Quoth arracha sa main à la gemme qui doucement se reformait en un rond lisse et impeccable. Elle haletait, de douleur, de fatigue. De grosses gouttes de sueur glissaient tant sur ses tempes que dans son dos ; des sueurs froides. Elle inspira profondément, pour retrouver un peu de substance, mais il était difficile de retrouver ses esprits. Le sang manquait, et bientôt ce serait la raison.

Elle laissa tomber à la renverse le bois qui petit à petit se teintait d'un auburn sombre. La gemme était devenue violette, à l'image de la magie corrompue de la Corbic. Il n'avait plus rien de lumineux, plus rien de beau ou d'éclairant. Il était à son image : sale et répugnant. Son aura elle-même formait comme un halo glauque. Il l'appelait, elle, sa maîtresse, sa créatrice…
Quoth ravala sa salive, la main droite piquée d'une dizaine de fragment de gemme brûlante et le corps endoloris.

Finalement, contre toute attente, l'Emissaire eut un petit rire fou, un rictus malsain et perdu à la fois.
Le Grand Freux posa sur elle son regard, et pencha la tête.
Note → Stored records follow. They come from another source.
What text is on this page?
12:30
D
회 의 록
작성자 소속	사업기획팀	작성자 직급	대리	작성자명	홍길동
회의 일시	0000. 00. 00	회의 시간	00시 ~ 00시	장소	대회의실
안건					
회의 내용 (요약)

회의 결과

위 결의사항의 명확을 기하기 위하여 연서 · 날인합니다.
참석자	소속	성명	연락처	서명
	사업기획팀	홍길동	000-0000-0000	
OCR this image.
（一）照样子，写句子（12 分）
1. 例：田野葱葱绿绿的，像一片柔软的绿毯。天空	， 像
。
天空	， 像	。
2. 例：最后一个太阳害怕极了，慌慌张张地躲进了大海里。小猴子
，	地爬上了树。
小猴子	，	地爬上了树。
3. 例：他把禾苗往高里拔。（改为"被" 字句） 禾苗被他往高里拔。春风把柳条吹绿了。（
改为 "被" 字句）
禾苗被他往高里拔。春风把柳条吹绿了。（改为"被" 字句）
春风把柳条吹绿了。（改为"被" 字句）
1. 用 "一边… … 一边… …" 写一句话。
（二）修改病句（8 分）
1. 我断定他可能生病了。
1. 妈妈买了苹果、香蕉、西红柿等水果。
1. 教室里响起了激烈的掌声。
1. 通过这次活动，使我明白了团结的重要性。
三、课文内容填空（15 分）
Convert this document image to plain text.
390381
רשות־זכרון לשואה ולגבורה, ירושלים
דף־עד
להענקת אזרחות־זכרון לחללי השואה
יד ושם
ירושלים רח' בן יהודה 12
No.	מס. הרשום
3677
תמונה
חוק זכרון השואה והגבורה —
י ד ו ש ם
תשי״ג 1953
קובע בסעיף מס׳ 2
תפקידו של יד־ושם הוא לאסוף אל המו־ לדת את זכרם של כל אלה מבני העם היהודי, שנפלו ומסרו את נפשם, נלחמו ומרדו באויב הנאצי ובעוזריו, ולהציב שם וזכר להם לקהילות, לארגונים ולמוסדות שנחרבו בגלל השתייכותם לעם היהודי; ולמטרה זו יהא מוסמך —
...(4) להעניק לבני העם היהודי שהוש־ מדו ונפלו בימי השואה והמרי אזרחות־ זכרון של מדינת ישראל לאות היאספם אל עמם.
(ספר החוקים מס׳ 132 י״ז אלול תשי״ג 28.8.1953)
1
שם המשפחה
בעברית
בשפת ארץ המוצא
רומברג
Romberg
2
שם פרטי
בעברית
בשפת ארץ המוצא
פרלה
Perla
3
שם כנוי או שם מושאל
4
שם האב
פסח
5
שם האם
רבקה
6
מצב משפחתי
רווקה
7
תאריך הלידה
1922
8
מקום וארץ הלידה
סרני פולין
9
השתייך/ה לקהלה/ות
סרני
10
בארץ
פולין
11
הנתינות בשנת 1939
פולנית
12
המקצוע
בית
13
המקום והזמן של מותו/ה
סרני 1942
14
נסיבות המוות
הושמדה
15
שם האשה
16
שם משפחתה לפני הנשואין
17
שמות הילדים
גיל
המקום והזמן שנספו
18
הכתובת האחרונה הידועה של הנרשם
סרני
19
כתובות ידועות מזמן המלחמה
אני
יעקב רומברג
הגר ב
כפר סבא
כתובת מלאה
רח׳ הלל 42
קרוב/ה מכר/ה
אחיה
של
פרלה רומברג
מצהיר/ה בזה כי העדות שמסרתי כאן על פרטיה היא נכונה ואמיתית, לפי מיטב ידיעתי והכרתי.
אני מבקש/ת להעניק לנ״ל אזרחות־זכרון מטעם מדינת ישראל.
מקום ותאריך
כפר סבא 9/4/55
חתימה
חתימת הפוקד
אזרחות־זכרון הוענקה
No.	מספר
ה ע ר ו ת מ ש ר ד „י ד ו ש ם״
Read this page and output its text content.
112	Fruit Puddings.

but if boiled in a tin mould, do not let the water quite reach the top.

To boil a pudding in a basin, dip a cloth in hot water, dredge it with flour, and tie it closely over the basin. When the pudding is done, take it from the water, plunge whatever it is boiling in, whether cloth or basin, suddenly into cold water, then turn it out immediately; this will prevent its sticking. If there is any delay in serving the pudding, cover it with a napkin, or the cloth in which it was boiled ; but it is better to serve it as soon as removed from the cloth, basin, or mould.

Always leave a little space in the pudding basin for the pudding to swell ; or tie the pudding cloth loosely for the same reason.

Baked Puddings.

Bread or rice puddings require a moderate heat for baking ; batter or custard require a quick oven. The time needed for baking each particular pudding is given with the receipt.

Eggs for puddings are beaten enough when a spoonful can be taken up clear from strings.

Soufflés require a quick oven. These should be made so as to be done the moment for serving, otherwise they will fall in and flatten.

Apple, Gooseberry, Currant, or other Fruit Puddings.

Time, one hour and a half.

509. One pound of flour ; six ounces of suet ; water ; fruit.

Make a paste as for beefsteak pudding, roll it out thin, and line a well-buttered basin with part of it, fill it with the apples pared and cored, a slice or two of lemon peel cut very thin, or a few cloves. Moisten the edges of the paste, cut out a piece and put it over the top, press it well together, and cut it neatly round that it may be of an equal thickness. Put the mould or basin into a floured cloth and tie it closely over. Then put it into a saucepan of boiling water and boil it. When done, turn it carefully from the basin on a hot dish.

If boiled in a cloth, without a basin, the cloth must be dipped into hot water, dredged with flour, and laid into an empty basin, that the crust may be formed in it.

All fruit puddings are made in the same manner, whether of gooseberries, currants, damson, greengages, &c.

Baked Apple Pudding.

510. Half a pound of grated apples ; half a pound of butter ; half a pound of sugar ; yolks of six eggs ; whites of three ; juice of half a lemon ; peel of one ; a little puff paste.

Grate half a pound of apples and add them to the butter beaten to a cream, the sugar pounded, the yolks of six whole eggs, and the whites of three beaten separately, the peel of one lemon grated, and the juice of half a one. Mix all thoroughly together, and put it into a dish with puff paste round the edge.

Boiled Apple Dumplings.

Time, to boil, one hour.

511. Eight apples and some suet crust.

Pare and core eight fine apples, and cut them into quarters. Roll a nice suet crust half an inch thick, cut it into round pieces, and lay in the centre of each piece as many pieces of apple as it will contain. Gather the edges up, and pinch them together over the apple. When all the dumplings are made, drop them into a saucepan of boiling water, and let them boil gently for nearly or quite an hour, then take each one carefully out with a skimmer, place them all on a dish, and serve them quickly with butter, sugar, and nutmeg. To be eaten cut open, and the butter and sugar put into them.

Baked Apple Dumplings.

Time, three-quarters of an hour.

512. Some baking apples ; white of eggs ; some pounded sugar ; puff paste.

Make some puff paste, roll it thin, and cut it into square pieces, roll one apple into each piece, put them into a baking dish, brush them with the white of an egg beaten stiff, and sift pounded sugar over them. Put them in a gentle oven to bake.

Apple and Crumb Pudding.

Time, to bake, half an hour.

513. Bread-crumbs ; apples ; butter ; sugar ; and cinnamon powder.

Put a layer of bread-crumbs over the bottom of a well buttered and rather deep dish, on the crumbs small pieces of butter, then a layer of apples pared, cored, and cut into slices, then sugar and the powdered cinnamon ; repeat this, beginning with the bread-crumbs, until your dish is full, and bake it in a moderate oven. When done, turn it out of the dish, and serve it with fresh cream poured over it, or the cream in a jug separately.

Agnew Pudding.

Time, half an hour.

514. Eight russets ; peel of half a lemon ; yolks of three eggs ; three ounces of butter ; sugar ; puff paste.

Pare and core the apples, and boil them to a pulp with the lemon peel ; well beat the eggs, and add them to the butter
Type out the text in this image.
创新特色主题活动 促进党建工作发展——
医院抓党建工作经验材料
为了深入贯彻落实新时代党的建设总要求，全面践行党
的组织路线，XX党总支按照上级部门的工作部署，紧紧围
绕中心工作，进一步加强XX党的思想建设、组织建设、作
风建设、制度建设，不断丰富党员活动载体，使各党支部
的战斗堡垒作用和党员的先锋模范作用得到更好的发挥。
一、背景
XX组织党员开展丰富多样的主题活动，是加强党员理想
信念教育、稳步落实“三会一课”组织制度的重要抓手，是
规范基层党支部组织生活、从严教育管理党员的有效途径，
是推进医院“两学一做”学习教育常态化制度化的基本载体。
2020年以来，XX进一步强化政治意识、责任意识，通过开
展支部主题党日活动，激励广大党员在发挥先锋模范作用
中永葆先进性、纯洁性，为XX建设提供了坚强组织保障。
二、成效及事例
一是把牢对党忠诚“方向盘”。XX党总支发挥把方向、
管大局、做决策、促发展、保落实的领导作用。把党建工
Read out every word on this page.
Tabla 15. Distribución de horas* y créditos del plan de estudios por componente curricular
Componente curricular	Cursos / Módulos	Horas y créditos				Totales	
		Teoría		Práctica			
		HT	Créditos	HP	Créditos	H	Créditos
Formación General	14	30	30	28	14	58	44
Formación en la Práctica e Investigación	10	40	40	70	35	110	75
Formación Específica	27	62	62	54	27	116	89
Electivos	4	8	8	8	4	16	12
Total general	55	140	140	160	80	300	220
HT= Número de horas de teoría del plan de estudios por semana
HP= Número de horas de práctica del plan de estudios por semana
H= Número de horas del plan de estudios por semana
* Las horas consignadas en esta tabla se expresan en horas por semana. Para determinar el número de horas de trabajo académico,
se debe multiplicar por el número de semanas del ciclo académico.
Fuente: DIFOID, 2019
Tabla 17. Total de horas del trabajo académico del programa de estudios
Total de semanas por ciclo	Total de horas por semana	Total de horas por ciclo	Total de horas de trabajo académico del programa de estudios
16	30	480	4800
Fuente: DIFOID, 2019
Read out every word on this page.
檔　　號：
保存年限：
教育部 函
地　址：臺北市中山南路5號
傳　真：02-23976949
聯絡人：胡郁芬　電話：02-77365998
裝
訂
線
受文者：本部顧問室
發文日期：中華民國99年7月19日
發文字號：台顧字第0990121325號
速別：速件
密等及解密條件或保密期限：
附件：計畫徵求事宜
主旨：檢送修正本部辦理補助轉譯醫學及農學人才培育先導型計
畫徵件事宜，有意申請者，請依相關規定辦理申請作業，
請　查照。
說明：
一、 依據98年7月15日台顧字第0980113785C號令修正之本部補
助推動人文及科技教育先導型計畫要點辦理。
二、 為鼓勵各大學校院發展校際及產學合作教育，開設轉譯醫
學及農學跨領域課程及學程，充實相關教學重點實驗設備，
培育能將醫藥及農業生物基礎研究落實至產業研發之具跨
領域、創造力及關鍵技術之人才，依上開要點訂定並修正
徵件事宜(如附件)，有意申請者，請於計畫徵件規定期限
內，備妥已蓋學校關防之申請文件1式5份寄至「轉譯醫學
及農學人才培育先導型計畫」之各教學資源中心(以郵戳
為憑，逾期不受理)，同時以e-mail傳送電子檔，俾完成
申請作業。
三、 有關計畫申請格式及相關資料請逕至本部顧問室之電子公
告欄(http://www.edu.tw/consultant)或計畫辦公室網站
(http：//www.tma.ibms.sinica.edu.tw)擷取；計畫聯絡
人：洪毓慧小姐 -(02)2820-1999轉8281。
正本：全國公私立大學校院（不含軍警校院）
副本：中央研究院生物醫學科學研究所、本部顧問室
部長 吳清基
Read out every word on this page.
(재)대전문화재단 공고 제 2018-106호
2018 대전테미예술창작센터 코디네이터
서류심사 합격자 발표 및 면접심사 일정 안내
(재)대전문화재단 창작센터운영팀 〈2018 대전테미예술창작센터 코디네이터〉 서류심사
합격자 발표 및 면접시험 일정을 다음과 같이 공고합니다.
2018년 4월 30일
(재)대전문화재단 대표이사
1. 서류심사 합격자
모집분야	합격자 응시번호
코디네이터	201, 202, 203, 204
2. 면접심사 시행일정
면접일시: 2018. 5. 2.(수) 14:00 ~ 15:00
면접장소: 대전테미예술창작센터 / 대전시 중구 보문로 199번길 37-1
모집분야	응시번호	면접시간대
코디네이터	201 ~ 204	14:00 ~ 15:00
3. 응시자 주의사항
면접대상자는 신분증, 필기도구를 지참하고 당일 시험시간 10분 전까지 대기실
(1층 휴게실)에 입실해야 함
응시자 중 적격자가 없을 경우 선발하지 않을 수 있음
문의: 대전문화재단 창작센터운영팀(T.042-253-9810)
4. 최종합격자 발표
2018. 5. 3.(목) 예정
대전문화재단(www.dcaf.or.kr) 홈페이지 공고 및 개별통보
[Image: nYf320u.png]« Qu'as-tu à rire, ma ténébreuse ? »

Elle leva sur lui ses beaux yeux céruléens cerclés de violet.

[Image: 1.gif]« Sais-tu comment ils m'appellent ? »

[Image: nYf320u.png]« Non. Comment t'appellent-ils ? »

[Image: 1.gif]« Celle-qui-enchaîne-les-esprits… Celle-qui-enchaîne-les-esprits » pouffa-t-elle une nouvelle fois avant de tomber à la renverse, sombrant dans l'inconscience…

Sur son visage, il y avait toujours un sourire pourtant, un tout petit sourire de rien, en coin.